Pre-existing health conditions
Participants reported whether they had received a clinical diagnosis of a mental health condition (e.g., depression, anxiety) or chronic physical health condition (e.g., high blood pressure, diabetes). Two binary variables to indicate the presence of pre-existing physical and mental health conditions.
Statistical analysis
First, binary logistic regression models were fitted to examine associations of health behaviours in the month before infection with COVID-19 and the development of long COVID. Second, binary logistic regression models were fitted to examine associations between health behaviours in the month prior to COVID-19 infection and the presence of each of the three specific long COVID symptoms (difficulty with mobility, cognition, and self-care) amongst participants with long COVID.
For both sets of analyses, Model 1 included only health behaviours in the same model, Model 2 additionally adjusted for COVID-19 infection variables, Model 3 additionally adjusted for socio-demographic characteristics, and Model 4 additionally adjusted for pre-existing health conditions. Robust standard errors were used in all analyses. Coefficients from the binary logistic regressions were exponentiated and presented as odds ratios (OR).
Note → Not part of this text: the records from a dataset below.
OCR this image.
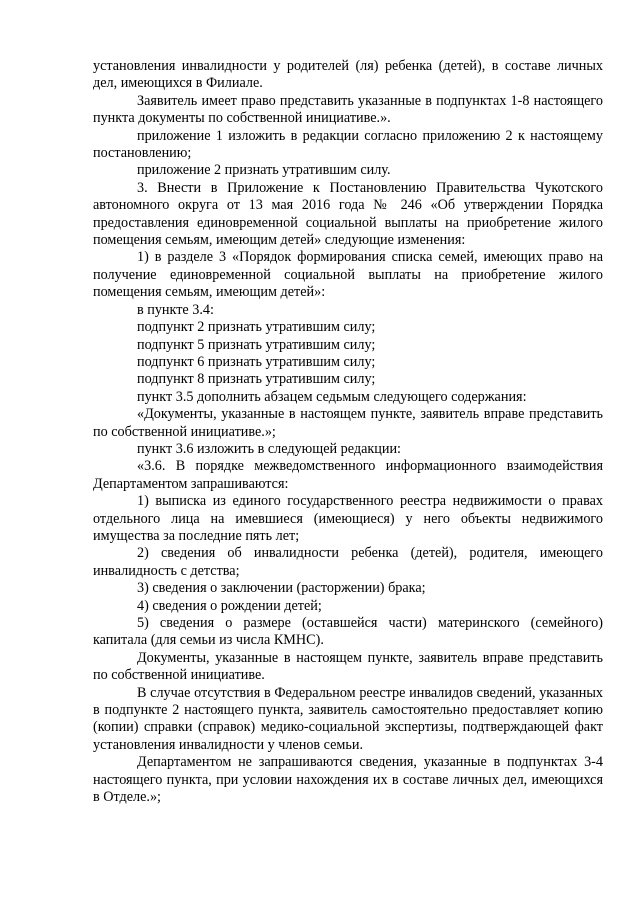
установления инвалидности у родителей (ля) ребенка (детей), в составе личных дел, имеющихся в Филиале.

Заявитель имеет право представить указанные в подпунктах 1-8 настоящего пункта документы по собственной инициативе.».

приложение 1 изложить в редакции согласно приложению 2 к настоящему постановлению;

приложение 2 признать утратившим силу.

3. Внести в Приложение к Постановлению Правительства Чукотского автономного округа от 13 мая 2016 года № 246 «Об утверждении Порядка предоставления единовременной социальной выплаты на приобретение жилого помещения семьям, имеющим детей» следующие изменения:

1) в разделе 3 «Порядок формирования списка семей, имеющих право на получение единовременной социальной выплаты на приобретение жилого помещения семьям, имеющим детей»:

в пункте 3.4:

подпункт 2 признать утратившим силу;

подпункт 5 признать утратившим силу;

подпункт 6 признать утратившим силу;

подпункт 8 признать утратившим силу;

пункт 3.5 дополнить абзацем седьмым следующего содержания:

«Документы, указанные в настоящем пункте, заявитель вправе представить по собственной инициативе.»;

пункт 3.6 изложить в следующей редакции:

«3.6. В порядке межведомственного информационного взаимодействия Департаментом запрашиваются:

1) выписка из единого государственного реестра недвижимости о правах отдельного лица на имевшиеся (имеющиеся) у него объекты недвижимого имущества за последние пять лет;

2) сведения об инвалидности ребенка (детей), родителя, имеющего инвалидность с детства;

3) сведения о заключении (расторжении) брака;

4) сведения о рождении детей;

5) сведения о размере (оставшейся части) материнского (семейного) капитала (для семьи из числа КМНС).

Документы, указанные в настоящем пункте, заявитель вправе представить по собственной инициативе.

В случае отсутствия в Федеральном реестре инвалидов сведений, указанных в подпункте 2 настоящего пункта, заявитель самостоятельно предоставляет копию (копии) справки (справок) медико-социальной экспертизы, подтверждающей факт установления инвалидности у членов семьи.

Департаментом не запрашиваются сведения, указанные в подпунктах 3-4 настоящего пункта, при условии нахождения их в составе личных дел, имеющихся в Отделе.»;
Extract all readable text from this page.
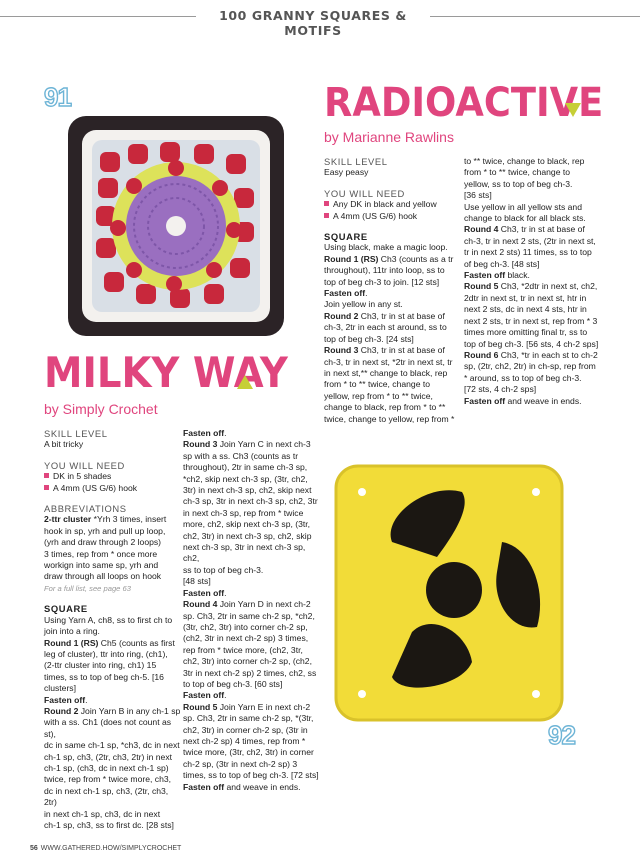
100 GRANNY SQUARES & MOTIFS
91
92
RADIOACTIVE
by Marianne Rawlins
MILKY WAY
by Simply Crochet

SKILL LEVEL

Easy peasy

YOU WILL NEED

Any DK in black and yellow

A 4mm (US G/6) hook

SQUARE

Using black, make a magic loop.

Round 1 (RS) Ch3 (counts as a tr

throughout), 11tr into loop, ss to

top of beg ch-3 to join. [12 sts]

Fasten off.

Join yellow in any st.

Round 2 Ch3, tr in st at base of

ch-3, 2tr in each st around, ss to

top of beg ch-3. [24 sts]

Round 3 Ch3, tr in st at base of

ch-3, tr in next st, *2tr in next st, tr

in next st,** change to black, rep

from * to ** twice, change to

yellow, rep from * to ** twice,

change to black, rep from * to **

twice, change to yellow, rep from *

to ** twice, change to black, rep

from * to ** twice, change to

yellow, ss to top of beg ch-3.

[36 sts]

Use yellow in all yellow sts and

change to black for all black sts.

Round 4 Ch3, tr in st at base of

ch-3, tr in next 2 sts, (2tr in next st,

tr in next 2 sts) 11 times, ss to top

of beg ch-3. [48 sts]

Fasten off black.

Round 5 Ch3, *2dtr in next st, ch2,

2dtr in next st, tr in next st, htr in

next 2 sts, dc in next 4 sts, htr in

next 2 sts, tr in next st, rep from * 3

times more omitting final tr, ss to

top of beg ch-3. [56 sts, 4 ch-2 sps]

Round 6 Ch3, *tr in each st to ch-2

sp, (2tr, ch2, 2tr) in ch-sp, rep from

* around, ss to top of beg ch-3.

[72 sts, 4 ch-2 sps]

Fasten off and weave in ends.

SKILL LEVEL

A bit tricky

YOU WILL NEED

DK in 5 shades

A 4mm (US G/6) hook

ABBREVIATIONS

2-ttr cluster *Yrh 3 times, insert

hook in sp, yrh and pull up loop,

(yrh and draw through 2 loops)

3 times, rep from * once more

workign into same sp, yrh and

draw through all loops on hook

For a full list, see page 63

SQUARE

Using Yarn A, ch8, ss to first ch to

join into a ring.

Round 1 (RS) Ch5 (counts as first

leg of cluster), ttr into ring, (ch1),

(2-ttr cluster into ring, ch1) 15

times, ss to top of beg ch-5. [16

clusters]

Fasten off.

Round 2 Join Yarn B in any ch-1 sp

with a ss. Ch1 (does not count as st),

dc in same ch-1 sp, *ch3, dc in next

ch-1 sp, ch3, (2tr, ch3, 2tr) in next

ch-1 sp, (ch3, dc in next ch-1 sp)

twice, rep from * twice more, ch3,

dc in next ch-1 sp, ch3, (2tr, ch3, 2tr)

in next ch-1 sp, ch3, dc in next

ch-1 sp, ch3, ss to first dc. [28 sts]

Fasten off.

Round 3 Join Yarn C in next ch-3

sp with a ss. Ch3 (counts as tr

throughout), 2tr in same ch-3 sp,

*ch2, skip next ch-3 sp, (3tr, ch2,

3tr) in next ch-3 sp, ch2, skip next

ch-3 sp, 3tr in next ch-3 sp, ch2, 3tr

in next ch-3 sp, rep from * twice

more, ch2, skip next ch-3 sp, (3tr,

ch2, 3tr) in next ch-3 sp, ch2, skip

next ch-3 sp, 3tr in next ch-3 sp, ch2,

ss to top of beg ch-3.

[48 sts]

Fasten off.

Round 4 Join Yarn D in next ch-2

sp. Ch3, 2tr in same ch-2 sp, *ch2,

(3tr, ch2, 3tr) into corner ch-2 sp,

(ch2, 3tr in next ch-2 sp) 3 times,

rep from * twice more, (ch2, 3tr,

ch2, 3tr) into corner ch-2 sp, (ch2,

3tr in next ch-2 sp) 2 times, ch2, ss

to top of beg ch-3. [60 sts]

Fasten off.

Round 5 Join Yarn E in next ch-2

sp. Ch3, 2tr in same ch-2 sp, *(3tr,

ch2, 3tr) in corner ch-2 sp, (3tr in

next ch-2 sp) 4 times, rep from *

twice more, (3tr, ch2, 3tr) in corner

ch-2 sp, (3tr in next ch-2 sp) 3

times, ss to top of beg ch-3. [72 sts]

Fasten off and weave in ends.

56 WWW.GATHERED.HOW/SIMPLYCROCHET
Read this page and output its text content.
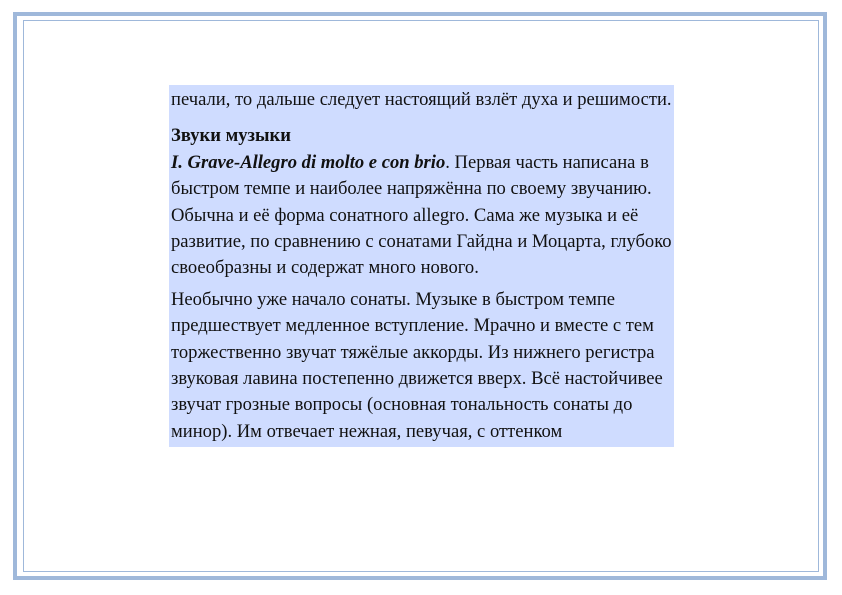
печали, то дальше следует настоящий взлёт духа и решимости.

Звуки музыки

I. Grave-Allegro di molto e con brio. Первая часть написана в быстром темпе и наиболее напряжённа по своему звучанию. Обычна и её форма сонатного allegro. Сама же музыка и её развитие, по сравнению с сонатами Гайдна и Моцарта, глубоко своеобразны и содержат много нового.

Необычно уже начало сонаты. Музыке в быстром темпе предшествует медленное вступление. Мрачно и вместе с тем торжественно звучат тяжёлые аккорды. Из нижнего регистра звуковая лавина постепенно движется вверх. Всё настойчивее звучат грозные вопросы (основная тональность сонаты до минор). Им отвечает нежная, певучая, с оттенком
To and increase representativeness of the UK general population, weights were applied throughout all analyses. The sample was weighted to the proportions of gender, age, ethnicity, country, and education in the UK population obtained from the Office for National Statistics [27]. A multivariate reweighting method was implemented using the Stata user written command ‘ebalance’ [28]. Analyses were conducted using Stata version 16 [29].